While DAPTs are relatively easy to set up, these structures have to meet certain criteria in order to be valid. According to the American Bar Association, a DAPT:
- Must be irrevocable or unchangeable
- Should appoint a trustee with the discretion to administer the trust
- Must appoint a corporate or individual trustee that is a resident of the jurisdiction where the trust is formed
- Must contain a “spendthrift” clause, which restricts the transferability of a beneficiary’s interests in the trust property—whether voluntary or involuntary—before the trustee actually distributes the property to the beneficiary.
Duggan raises five principal concerns advisors and clients should understand before implementing a DAPT.
1. Conflict of Laws
In the U.S., each state has its own body of law. This creates a difficulty, Duggan said, because in any case involving a fact pattern in which the parties, the conduct or the assets are from different states, the first challenge for the courts is to decide which state’s law should control the case.

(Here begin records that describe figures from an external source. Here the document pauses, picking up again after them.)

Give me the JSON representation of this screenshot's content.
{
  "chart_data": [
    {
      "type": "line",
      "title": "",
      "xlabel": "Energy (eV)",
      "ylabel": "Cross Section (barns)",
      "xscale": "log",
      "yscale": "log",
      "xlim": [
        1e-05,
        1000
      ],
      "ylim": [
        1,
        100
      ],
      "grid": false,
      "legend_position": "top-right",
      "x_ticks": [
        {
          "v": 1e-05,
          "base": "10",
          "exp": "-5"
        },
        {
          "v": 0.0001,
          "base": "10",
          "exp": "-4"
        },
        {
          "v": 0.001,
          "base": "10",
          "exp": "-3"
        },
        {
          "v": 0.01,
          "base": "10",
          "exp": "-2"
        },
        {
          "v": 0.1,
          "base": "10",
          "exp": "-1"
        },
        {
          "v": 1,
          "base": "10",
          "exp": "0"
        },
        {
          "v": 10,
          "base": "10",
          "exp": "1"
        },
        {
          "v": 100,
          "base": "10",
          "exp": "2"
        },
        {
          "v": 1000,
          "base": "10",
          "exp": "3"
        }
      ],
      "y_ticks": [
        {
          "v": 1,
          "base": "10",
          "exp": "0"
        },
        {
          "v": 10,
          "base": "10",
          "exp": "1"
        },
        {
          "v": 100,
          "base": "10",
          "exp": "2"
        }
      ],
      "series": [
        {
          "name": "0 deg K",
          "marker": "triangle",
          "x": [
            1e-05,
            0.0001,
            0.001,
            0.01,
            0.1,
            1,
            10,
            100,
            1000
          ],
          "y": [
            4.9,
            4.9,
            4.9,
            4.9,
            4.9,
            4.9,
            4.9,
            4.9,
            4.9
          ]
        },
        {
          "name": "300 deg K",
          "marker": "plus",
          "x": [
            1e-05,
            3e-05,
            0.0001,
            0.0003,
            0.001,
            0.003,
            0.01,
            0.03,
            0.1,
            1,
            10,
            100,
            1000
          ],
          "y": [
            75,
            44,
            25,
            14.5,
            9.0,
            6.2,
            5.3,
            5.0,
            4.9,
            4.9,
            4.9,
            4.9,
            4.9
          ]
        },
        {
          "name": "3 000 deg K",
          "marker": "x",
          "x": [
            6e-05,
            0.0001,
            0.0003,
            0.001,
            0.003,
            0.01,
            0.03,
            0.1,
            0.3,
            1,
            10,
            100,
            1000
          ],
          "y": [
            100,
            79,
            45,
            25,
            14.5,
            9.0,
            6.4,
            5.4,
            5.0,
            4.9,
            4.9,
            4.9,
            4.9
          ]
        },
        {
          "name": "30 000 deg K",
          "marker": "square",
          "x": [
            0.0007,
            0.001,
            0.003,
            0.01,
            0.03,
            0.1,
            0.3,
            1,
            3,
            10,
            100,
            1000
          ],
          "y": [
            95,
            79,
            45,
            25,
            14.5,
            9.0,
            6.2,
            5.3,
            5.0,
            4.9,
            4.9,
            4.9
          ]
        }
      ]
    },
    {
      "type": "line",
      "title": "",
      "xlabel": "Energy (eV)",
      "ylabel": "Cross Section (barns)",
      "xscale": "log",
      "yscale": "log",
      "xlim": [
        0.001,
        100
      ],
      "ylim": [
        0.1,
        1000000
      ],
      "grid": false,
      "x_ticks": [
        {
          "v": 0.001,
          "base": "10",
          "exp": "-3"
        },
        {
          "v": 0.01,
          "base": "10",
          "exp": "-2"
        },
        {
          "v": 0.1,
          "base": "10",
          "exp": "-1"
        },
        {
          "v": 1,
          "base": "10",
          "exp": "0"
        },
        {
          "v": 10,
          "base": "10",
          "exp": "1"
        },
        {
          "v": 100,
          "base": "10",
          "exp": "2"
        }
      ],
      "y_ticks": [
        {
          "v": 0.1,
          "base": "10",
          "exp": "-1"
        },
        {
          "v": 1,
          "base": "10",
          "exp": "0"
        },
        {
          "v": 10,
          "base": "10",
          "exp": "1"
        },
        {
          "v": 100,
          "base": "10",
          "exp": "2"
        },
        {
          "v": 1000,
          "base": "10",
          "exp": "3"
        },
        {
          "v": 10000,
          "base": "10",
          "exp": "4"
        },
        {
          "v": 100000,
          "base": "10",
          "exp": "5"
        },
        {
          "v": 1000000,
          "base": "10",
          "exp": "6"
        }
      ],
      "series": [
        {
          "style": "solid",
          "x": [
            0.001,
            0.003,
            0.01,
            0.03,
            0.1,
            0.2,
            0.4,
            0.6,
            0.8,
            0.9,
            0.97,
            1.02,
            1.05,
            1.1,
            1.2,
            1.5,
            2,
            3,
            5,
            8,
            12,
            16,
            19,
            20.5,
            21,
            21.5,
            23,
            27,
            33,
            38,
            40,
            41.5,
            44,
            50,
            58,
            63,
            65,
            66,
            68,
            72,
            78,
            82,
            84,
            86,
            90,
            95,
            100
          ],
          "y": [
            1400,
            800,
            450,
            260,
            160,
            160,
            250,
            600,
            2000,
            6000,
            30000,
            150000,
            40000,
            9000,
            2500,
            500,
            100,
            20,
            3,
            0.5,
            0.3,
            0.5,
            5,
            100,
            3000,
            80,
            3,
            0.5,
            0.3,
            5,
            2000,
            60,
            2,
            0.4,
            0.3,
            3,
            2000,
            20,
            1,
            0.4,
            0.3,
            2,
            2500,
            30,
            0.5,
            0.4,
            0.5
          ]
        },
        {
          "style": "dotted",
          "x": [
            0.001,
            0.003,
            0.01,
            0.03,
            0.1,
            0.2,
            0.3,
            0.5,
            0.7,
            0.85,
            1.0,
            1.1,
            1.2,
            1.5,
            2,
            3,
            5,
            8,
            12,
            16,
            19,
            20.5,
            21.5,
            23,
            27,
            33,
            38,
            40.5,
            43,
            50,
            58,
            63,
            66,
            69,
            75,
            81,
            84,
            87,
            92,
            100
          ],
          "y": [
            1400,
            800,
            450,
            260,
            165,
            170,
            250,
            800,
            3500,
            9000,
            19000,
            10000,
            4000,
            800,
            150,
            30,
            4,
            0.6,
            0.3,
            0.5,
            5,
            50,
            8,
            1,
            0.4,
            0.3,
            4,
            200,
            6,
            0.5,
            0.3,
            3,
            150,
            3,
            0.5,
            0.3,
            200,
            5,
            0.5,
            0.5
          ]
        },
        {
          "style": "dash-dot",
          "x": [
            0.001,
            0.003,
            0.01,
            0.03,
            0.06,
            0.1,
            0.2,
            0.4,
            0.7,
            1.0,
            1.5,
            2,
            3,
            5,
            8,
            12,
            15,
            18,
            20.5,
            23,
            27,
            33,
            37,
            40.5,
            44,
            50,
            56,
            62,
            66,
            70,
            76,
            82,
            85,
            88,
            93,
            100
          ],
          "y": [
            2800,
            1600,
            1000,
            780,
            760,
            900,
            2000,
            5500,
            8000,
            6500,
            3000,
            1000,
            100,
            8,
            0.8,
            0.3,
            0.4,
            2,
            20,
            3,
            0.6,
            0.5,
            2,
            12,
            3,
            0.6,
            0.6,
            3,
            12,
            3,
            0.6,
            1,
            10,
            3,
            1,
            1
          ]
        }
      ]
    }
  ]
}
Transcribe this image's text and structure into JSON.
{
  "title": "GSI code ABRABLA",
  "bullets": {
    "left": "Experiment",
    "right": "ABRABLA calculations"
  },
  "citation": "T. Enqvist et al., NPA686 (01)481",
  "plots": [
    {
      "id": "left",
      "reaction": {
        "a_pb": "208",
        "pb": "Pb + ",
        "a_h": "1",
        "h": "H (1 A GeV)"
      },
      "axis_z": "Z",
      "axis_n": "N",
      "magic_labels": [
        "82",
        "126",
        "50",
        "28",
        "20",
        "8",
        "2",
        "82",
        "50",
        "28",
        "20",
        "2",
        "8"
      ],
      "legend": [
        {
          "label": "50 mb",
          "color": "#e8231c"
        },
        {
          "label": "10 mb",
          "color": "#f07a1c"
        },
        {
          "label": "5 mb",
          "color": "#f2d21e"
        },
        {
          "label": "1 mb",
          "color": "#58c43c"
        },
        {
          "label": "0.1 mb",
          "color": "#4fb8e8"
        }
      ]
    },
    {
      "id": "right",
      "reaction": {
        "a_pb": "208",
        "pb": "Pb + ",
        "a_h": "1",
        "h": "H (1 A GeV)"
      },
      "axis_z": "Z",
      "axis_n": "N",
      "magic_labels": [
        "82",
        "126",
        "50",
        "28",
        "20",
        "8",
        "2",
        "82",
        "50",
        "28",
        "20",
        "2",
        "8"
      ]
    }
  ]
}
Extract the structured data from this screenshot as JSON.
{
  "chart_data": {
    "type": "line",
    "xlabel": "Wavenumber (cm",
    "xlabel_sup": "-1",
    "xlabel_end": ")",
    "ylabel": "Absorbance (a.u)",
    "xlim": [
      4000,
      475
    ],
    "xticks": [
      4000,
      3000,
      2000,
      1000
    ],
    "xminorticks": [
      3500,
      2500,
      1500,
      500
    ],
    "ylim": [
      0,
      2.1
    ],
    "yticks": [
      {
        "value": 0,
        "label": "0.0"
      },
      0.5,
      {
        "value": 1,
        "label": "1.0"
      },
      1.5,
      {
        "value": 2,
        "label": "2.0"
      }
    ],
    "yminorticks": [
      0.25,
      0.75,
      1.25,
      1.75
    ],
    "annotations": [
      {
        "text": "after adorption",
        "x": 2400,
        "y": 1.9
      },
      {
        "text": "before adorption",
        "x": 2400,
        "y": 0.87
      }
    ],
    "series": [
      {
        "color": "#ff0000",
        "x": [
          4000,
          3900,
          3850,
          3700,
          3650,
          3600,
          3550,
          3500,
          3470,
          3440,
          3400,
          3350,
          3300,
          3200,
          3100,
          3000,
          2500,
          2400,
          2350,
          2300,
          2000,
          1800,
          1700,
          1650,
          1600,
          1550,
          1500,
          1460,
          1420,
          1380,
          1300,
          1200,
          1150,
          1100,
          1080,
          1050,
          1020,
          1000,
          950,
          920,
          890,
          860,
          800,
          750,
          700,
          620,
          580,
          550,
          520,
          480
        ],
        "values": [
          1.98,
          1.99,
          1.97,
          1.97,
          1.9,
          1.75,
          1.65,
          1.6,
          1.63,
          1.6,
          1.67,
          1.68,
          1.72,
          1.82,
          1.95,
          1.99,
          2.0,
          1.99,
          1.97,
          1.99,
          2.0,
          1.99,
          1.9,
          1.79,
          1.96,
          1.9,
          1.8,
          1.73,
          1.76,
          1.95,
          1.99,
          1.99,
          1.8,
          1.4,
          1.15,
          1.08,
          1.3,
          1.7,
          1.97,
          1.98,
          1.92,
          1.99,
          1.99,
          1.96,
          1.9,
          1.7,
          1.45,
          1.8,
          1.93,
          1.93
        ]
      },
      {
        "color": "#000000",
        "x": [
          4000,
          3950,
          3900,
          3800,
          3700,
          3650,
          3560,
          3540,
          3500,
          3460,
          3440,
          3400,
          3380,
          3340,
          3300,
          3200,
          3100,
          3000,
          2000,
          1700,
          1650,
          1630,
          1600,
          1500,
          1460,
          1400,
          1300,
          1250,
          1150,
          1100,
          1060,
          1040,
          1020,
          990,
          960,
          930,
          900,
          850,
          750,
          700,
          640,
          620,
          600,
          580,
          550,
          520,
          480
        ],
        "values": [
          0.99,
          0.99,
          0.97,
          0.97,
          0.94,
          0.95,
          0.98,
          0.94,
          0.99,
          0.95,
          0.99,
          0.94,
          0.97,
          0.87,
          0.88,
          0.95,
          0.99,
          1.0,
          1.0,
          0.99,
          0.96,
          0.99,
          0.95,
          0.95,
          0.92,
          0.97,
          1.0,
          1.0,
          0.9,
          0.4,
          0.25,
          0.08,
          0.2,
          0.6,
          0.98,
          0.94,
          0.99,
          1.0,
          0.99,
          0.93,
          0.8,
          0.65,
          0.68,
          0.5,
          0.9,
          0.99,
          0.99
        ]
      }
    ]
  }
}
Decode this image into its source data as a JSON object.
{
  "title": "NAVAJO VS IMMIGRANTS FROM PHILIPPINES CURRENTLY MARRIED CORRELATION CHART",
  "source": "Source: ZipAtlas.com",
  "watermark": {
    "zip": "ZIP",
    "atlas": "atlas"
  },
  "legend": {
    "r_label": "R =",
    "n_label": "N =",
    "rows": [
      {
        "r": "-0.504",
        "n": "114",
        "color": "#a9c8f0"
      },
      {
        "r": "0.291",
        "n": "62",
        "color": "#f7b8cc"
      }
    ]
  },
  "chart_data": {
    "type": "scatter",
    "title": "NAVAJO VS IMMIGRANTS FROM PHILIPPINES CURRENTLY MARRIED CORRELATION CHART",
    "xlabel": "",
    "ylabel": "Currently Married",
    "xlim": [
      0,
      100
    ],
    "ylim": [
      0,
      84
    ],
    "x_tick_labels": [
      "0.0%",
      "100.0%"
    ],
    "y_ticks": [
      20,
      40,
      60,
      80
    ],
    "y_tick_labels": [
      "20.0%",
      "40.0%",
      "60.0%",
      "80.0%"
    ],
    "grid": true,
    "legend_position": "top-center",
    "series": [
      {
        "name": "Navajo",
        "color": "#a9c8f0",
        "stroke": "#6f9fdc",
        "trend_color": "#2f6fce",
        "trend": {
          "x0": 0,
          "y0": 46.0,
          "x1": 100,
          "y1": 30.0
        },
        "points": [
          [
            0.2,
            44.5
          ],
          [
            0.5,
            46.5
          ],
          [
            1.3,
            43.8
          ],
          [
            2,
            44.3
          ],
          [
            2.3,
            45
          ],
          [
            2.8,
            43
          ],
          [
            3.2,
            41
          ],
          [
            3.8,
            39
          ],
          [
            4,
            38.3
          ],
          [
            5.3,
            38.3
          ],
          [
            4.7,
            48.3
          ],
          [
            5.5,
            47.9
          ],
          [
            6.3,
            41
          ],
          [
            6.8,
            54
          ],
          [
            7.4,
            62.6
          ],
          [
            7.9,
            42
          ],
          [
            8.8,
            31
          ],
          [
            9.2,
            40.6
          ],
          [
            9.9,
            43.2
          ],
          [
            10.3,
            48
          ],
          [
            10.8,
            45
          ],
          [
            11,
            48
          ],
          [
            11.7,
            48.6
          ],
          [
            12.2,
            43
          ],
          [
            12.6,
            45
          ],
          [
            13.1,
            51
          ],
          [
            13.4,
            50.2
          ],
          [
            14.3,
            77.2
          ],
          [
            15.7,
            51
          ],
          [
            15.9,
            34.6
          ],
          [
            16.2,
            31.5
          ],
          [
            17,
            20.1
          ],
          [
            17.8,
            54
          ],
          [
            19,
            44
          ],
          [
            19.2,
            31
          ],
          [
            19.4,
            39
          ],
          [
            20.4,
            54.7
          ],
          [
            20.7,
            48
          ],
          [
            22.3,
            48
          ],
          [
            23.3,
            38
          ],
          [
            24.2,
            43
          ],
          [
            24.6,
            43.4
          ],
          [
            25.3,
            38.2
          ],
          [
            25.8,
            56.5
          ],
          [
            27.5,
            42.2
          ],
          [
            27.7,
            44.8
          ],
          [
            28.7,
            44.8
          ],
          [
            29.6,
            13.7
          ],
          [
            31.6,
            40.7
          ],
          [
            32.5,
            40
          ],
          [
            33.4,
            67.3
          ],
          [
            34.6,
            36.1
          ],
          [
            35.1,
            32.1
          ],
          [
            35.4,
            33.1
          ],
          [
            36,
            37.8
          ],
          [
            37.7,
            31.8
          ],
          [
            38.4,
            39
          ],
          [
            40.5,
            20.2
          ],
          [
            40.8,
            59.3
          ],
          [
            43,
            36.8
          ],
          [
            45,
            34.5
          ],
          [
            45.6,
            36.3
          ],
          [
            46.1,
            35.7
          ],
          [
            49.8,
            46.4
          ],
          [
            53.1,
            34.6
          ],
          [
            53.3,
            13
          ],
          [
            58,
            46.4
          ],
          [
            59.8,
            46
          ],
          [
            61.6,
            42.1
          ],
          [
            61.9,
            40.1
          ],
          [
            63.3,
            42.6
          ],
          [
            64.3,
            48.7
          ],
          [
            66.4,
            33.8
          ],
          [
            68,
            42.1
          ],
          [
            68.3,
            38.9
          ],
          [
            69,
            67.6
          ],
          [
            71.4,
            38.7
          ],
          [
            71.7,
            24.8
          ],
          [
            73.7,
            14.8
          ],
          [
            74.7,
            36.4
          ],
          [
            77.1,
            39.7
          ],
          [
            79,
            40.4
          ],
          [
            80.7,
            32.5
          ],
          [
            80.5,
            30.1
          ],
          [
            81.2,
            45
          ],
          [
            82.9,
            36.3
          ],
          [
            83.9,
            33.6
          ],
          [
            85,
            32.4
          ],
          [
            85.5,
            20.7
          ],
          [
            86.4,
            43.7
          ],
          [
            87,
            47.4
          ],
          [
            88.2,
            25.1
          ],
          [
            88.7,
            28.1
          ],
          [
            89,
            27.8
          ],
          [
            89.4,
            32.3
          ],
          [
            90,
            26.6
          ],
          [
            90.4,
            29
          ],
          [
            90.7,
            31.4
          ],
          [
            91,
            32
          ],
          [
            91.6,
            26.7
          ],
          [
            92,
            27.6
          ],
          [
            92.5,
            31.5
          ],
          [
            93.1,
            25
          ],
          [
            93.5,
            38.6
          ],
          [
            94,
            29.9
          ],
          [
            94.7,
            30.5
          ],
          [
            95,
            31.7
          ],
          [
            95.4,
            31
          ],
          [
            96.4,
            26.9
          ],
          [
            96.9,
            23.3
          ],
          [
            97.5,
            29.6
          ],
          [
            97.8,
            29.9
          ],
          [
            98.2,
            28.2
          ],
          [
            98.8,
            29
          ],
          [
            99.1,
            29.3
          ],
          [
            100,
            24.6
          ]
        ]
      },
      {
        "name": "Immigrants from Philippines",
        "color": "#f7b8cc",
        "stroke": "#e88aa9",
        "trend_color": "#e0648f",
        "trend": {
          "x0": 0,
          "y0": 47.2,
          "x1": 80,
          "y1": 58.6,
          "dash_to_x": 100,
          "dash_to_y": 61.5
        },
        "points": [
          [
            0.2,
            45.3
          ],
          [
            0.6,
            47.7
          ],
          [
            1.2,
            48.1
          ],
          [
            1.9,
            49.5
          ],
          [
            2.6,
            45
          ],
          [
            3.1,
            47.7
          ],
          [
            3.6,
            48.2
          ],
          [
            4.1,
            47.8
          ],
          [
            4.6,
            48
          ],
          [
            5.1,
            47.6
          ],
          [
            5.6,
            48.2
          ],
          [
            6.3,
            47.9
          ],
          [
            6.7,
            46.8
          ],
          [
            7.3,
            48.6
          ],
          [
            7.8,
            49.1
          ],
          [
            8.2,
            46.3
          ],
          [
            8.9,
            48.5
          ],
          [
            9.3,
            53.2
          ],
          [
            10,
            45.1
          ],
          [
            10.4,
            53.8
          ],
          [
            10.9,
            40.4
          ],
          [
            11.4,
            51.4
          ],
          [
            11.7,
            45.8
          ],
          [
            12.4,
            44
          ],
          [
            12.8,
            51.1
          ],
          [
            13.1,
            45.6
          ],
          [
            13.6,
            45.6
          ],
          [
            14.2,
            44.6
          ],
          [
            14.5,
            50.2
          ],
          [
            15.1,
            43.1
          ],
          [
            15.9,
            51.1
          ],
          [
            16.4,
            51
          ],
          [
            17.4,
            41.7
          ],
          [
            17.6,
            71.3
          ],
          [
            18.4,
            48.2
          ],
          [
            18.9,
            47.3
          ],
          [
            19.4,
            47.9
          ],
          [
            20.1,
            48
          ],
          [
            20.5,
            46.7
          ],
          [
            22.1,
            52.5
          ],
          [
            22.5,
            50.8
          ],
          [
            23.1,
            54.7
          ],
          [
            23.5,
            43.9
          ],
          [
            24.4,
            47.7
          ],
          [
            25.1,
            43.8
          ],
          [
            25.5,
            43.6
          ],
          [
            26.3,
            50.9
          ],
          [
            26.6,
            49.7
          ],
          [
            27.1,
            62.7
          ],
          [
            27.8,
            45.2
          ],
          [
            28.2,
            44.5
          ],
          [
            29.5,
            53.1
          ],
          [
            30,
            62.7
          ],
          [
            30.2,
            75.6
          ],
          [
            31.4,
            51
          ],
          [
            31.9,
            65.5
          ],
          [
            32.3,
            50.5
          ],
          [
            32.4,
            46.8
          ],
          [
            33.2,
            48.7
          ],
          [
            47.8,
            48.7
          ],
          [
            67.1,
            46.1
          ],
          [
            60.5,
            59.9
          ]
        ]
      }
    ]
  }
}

Since only a quarter of states currently have DAPT statutes, it is probable that states where litigation is taking place are those in which DAPTs are expressly prohibited as being against public policy. In a conflict-of-law analysis, it is difficult to envision any judge in a non-DAPT state agreeing to apply the laws of the DAPT state, Duggan said. Therefore, the conflict-of-law analysis alone creates enough uncertainty with DAPTs that many practitioners advise against them.
Once the conflict-of-law analysis has been resolved and a judgment has been rendered, enforcement of the judgment becomes the next challenge. In short, Duggan said, State A must respect the legal judgments from a court of competent jurisdiction in State B. This is necessary if “sovereignty” is to retain its meaning.
But what happens when State A holds that DAPTs are against public policy and State B holds that they are valid? If the judgment comes from State A, is State B obligated to give deference and enforce? Some argue “yes,” others “no,” creating more uncertainty.
If the conflict-of-law analysis and the full faith and credit clause are ultimately resolved in a defendant’s favor, the statute of the DAPT state itself creates further problems and uncertainties, Duggan said. The exceptions to the DAPT statutory protections will render the DAPT useless in many cases since unlike their offshore counterparts, most DAPT statutes have some “uncomfortable” carve-outs.
Depending on the state involved, the DAPT statutes allow for creditors to invade the trust to pay out claims related to certain tort claims, child support, alimony, property division and tax evasion, among others. Since these exceptions may, in the end, serve to “swallow the rule,” many view DAPTs as strong only in name but not in substance.
Variations in the legal standards a court applies when making determinations with respect to a DAPT or Offshore Asset Protection Trust are also of critical importance, according to Duggan. Key differences in the legal standards applied are fraudulent conveyance “lookback,” and fraudulent conveyance burden of proof.
In addition, he said, it is important to note that the OAPT jurisdictions also generally offer several features unavailable in the DAPT jurisdictions:
- The plaintiff must post a bond to file suit (to prevent frivolous lawsuits)
- The loser must pay the victor’s fees
- Contingency fee arrangements are strictly prohibited.
Duggan said that perhaps the greatest deficiency of DAPTs is that they are necessarily governed by U.S. law. The DAPT fails to achieve the jurisdictional separation required to fully protect the asset from the caprices of the U.S. court system, and as long as the DAPT is governed by U.S. laws, it will have vulnerabilities that are simply not present offshore. It is perhaps this certainty of U.S. governance that creates the greatest uncertainty in the end.
“For those who can embrace a more global planning structure, the Offshore Asset Protection Trust remains the stronger of the two options,” he said.